Stanley Wolukau-Wanambwa is a photographer, writer, and former editor of the contemporary photography website The Great Leap Sideways (2011—2017). He has contributed essays to catalogues and monographs by Vanessa Winship, George Georgiou, Marton Perlaki and Paul Graham, been an artist-in-residence at Light Work, guest edited the Aperture Photobook Review, and written for Aperture, FOAM magazine and The Photographer’s Gallery. He has lectured at Yale, Cornell and The New School, and is a faculty member in the photography department at Purchase College, SUNY.
Steffani Jemison uses time-based, photographic, and discursive platforms to examine "progress" and its alternatives. Her work has been exhibited nationally and internationally, including MASS MoCA, Western Front, Nottingham Contemporary, Jeu de Paume, the Museum of Modern Art, the Whitney Museum, the Brooklyn Museum, the Studio Museum in Harlem, the Drawing Center, LAXART, the New Museum of Contemporary Art, and others. Her work is in the public collections of the Museum of Modern Art, the Whitney Museum, the Brooklyn Museum, the Studio Museum in Harlem, and Kadist. Jemison has completed many artist residencies and fellowships, including the Rauschenberg Residency, the Sharpe-Walentas Studio Program, the Studio Museum in Harlem AIR, the Core Program at the Museum of Fine Arts Houston, and the Skowhegan School of Painting and Sculpture. Jemison was born in Berkeley, California, and is currently based in Brooklyn, New York. She holds an MFA from the School of the Art Institute of Chicago and a BA in Comparative Literature from Columbia University. She is the 2017-2018 Mildred Londa Weisman Fellow at the Radcliffe Institute for Advanced Study, Harvard University.
steffanijemison.com/
Thursday, April 5th, 2018 | 7:00PM
BINH DANH
Image © Binh Danh.Shoshone Falls, Idaho. Daguerreotype, 6.5 x 8.5 inches, 2016. Courtesy of the artist, Haines Gallery, and Lisa Sette Gallery.
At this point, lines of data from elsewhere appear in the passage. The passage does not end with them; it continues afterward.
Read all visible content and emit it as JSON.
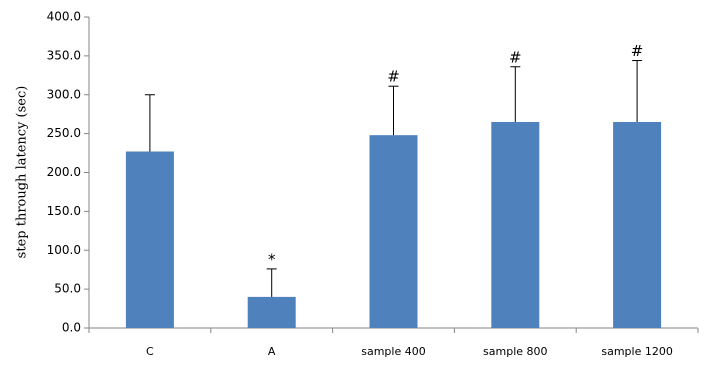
{
  "chart_data": {
    "type": "bar",
    "y_label": "step through latency (sec)",
    "categories": [
      "C",
      "A",
      "sample 400",
      "sample 800",
      "sample 1200"
    ],
    "values": [
      227,
      40,
      248,
      265,
      265
    ],
    "errors": [
      73,
      36,
      63,
      71,
      79
    ],
    "markers": [
      null,
      "*",
      "#",
      "#",
      "#"
    ],
    "color": "#4f81bd",
    "ylim": [
      0,
      400
    ],
    "yticks": [
      {
        "value": 0,
        "label": "0.0"
      },
      {
        "value": 50,
        "label": "50.0"
      },
      {
        "value": 100,
        "label": "100.0"
      },
      {
        "value": 150,
        "label": "150.0"
      },
      {
        "value": 200,
        "label": "200.0"
      },
      {
        "value": 250,
        "label": "250.0"
      },
      {
        "value": 300,
        "label": "300.0"
      },
      {
        "value": 350,
        "label": "350.0"
      },
      {
        "value": 400,
        "label": "400.0"
      }
    ],
    "grid": false
  }
}
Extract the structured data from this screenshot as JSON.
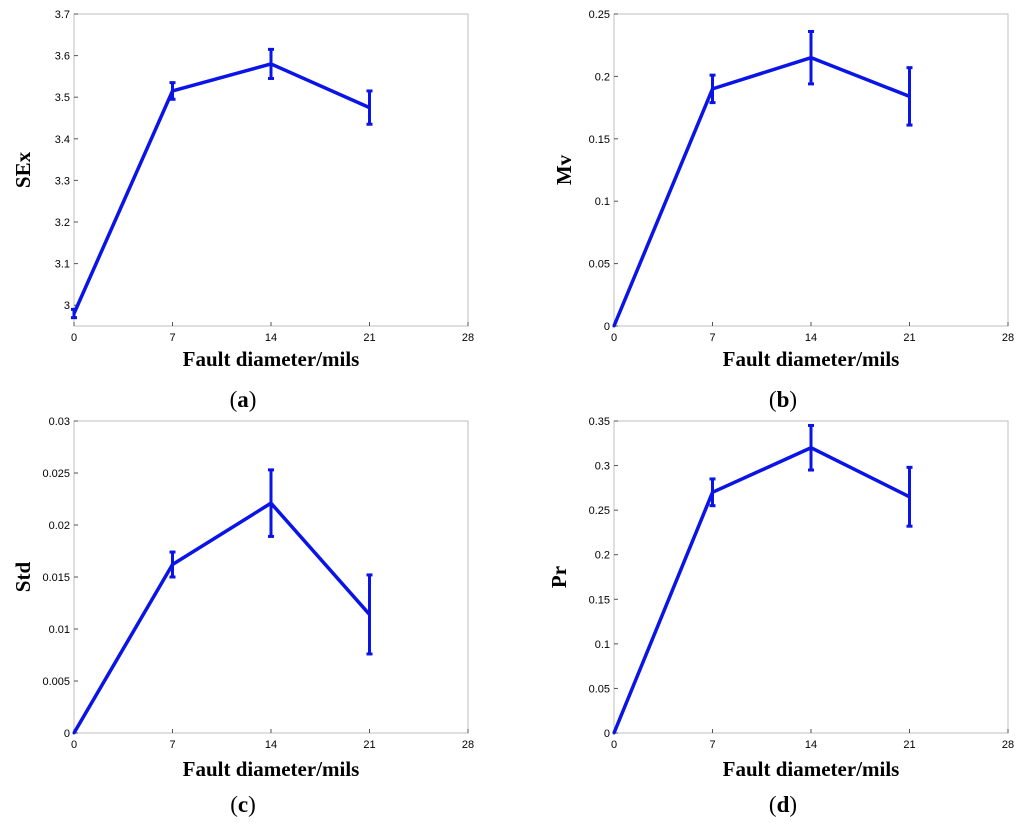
{
  "chart_data": [
    {
      "id": "a",
      "type": "line",
      "panel_label": "a",
      "xlabel": "Fault diameter/mils",
      "ylabel": "SEx",
      "xlim": [
        0,
        28
      ],
      "ylim": [
        2.95,
        3.7
      ],
      "xticks": [
        0,
        7,
        14,
        21,
        28
      ],
      "yticks": [
        3,
        3.1,
        3.2,
        3.3,
        3.4,
        3.5,
        3.6,
        3.7
      ],
      "ytick_labels": [
        "3",
        "3.1",
        "3.2",
        "3.3",
        "3.4",
        "3.5",
        "3.6",
        "3.7"
      ],
      "color": "#0a14e6",
      "series": [
        {
          "name": "SEx",
          "x": [
            0,
            7,
            14,
            21
          ],
          "y": [
            2.98,
            3.515,
            3.58,
            3.475
          ],
          "err": [
            0.01,
            0.02,
            0.035,
            0.04
          ]
        }
      ]
    },
    {
      "id": "b",
      "type": "line",
      "panel_label": "b",
      "xlabel": "Fault diameter/mils",
      "ylabel": "Mv",
      "xlim": [
        0,
        28
      ],
      "ylim": [
        0,
        0.25
      ],
      "xticks": [
        0,
        7,
        14,
        21,
        28
      ],
      "yticks": [
        0,
        0.05,
        0.1,
        0.15,
        0.2,
        0.25
      ],
      "ytick_labels": [
        "0",
        "0.05",
        "0.1",
        "0.15",
        "0.2",
        "0.25"
      ],
      "color": "#0a14e6",
      "series": [
        {
          "name": "Mv",
          "x": [
            0,
            7,
            14,
            21
          ],
          "y": [
            0,
            0.19,
            0.215,
            0.184
          ],
          "err": [
            0,
            0.011,
            0.021,
            0.023
          ]
        }
      ]
    },
    {
      "id": "c",
      "type": "line",
      "panel_label": "c",
      "xlabel": "Fault diameter/mils",
      "ylabel": "Std",
      "xlim": [
        0,
        28
      ],
      "ylim": [
        0,
        0.03
      ],
      "xticks": [
        0,
        7,
        14,
        21,
        28
      ],
      "yticks": [
        0,
        0.005,
        0.01,
        0.015,
        0.02,
        0.025,
        0.03
      ],
      "ytick_labels": [
        "0",
        "0.005",
        "0.01",
        "0.015",
        "0.02",
        "0.025",
        "0.03"
      ],
      "color": "#0a14e6",
      "series": [
        {
          "name": "Std",
          "x": [
            0,
            7,
            14,
            21
          ],
          "y": [
            0,
            0.0162,
            0.0221,
            0.0114
          ],
          "err": [
            0,
            0.0012,
            0.0032,
            0.0038
          ]
        }
      ]
    },
    {
      "id": "d",
      "type": "line",
      "panel_label": "d",
      "xlabel": "Fault diameter/mils",
      "ylabel": "Pr",
      "xlim": [
        0,
        28
      ],
      "ylim": [
        0,
        0.35
      ],
      "xticks": [
        0,
        7,
        14,
        21,
        28
      ],
      "yticks": [
        0,
        0.05,
        0.1,
        0.15,
        0.2,
        0.25,
        0.3,
        0.35
      ],
      "ytick_labels": [
        "0",
        "0.05",
        "0.1",
        "0.15",
        "0.2",
        "0.25",
        "0.3",
        "0.35"
      ],
      "color": "#0a14e6",
      "series": [
        {
          "name": "Pr",
          "x": [
            0,
            7,
            14,
            21
          ],
          "y": [
            0,
            0.27,
            0.32,
            0.265
          ],
          "err": [
            0,
            0.015,
            0.025,
            0.033
          ]
        }
      ]
    }
  ]
}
Binh Danh emerged as an artist of national importance with work that investigates his Vietnamese heritage and our collective memory of war —work that deals with “mortality, memory, history, landscape, justice, evidence, and spirituality.” His technique incorporates his invention of the chlorophyll printing process, in which photographic images appear embedded in leaves through the action of photosynthesis. His newer body of work focuses on nineteenth-century photographic processes, applying them in an investigation of battlefield landscapes and contemporary memorials. A recent series of daguerreotypes celebrated the United States National Park system during its anniversary year. His work is in the permanent collections of the National Gallery of Art, the San Francisco Museum of Modern Art, The DeYoung Museum, the Philadelphia Museum of Art, the George Eastman Museum, and many others. He currently is a professor of photography at Arizona State University.